​Jeszcze przed końcem miesiąca przewodniczące w UE Niemcy położą na stół propozycję mechanizmu "pieniądze za praworządność", by rozpocząć negocjacje z Parlamentem Europejskim na temat budżetu UE na lata 2021-2027. Jak powiedział wysoki rangą unijny dyplomata - propozycja ma być kompromisem do zaakceptowania także dla Polski i Węgier. W kuluarach toczą się bardzo poufne i wrażliwe negocjacje nad każdym słowem tekstu. Kraje skandynawskie oraz Belgia i Holandia chciałyby mocniejszych sformułowań, jednak Węgry już zapowiedziały weto.

Unijny dyplomata w rozmowie z dziennikarką RMF FM dał do zrozumienia, że mechanizm pieniędzy za praworządność będzie oparty na uzgodnieniach ze szczytu UE z lipca. Oznacza to, że podjęcie ewentualnej decyzji o odbieraniu lub zamrażaniu środków będzie trudniejsze, niż pierwotnie chciała Komisja Europejska.

W propozycji mechanizmu będzie mowa o praworządności (po szczycie polskie władze przekonywały, że takiego powiązania w ogóle nie ma), ale nacisk będzie położony na ochronę budżetu i funduszu odbudowy przed oszustwami, korupcją i konfliktem interesów, co dała do zrozumienia w środę w swoim przemówieniu szefowa KE Ursula von der Leyen.

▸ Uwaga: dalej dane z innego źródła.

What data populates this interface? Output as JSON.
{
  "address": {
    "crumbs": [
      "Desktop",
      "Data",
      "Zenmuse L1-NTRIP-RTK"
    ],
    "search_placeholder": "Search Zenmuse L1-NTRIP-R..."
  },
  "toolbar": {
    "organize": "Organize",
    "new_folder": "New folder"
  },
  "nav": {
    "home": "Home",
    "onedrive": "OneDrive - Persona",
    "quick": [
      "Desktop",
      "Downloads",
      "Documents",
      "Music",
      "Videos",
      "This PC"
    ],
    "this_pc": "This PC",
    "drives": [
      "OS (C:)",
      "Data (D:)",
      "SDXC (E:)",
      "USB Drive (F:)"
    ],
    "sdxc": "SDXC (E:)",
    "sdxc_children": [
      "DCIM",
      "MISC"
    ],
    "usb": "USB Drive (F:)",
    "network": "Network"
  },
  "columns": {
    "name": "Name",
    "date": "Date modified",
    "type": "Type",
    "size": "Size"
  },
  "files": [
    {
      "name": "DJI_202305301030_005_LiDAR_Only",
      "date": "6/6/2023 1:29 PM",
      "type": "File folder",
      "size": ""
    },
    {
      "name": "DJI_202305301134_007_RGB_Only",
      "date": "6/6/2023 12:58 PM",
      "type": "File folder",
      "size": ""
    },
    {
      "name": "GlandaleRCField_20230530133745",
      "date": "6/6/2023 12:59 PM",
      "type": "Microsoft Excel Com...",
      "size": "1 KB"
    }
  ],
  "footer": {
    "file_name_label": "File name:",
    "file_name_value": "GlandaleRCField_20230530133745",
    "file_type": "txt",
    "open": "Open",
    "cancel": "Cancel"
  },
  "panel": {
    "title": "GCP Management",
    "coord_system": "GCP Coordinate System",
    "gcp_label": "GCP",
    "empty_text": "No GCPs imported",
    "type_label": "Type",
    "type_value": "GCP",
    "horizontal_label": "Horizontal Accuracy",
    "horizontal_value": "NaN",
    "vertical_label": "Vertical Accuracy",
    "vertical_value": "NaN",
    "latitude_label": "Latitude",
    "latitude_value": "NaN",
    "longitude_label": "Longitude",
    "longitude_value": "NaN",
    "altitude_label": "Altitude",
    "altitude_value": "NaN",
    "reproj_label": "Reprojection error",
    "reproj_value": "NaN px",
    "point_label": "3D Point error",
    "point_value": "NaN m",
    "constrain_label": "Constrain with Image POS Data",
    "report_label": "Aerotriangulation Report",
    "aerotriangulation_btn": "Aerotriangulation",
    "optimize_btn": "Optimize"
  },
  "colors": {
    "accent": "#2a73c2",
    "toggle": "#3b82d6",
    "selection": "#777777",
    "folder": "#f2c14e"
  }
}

Unijny dyplomata przyznał, że tego typu kompromis jest konieczny, bo Węgry grożą zablokowaniem Funduszu Odbudowy unijnych gospodarek po pandemii, jeżeli zapisy w sprawie mechanizmu będą dla niego "niezadowalające". Jak ujawnił dyplomata - Polska ma podobne zdanie do Budapesztu.

PE chce natomiast mocnych zapisów, takich jakie proponowała KE. PE musi się zgodzić na unijny budżet, jednak prawdopodobnie nie zdoła przeforsować swojego stanowiska.

We wtorek odbędzie się kolejna debata ministrów ds. europejskich w sprawie praworządności w Polsce. W grudniu prawdopodobnie odbędzie się wysłuchanie Polski w ramach procedury art. 7.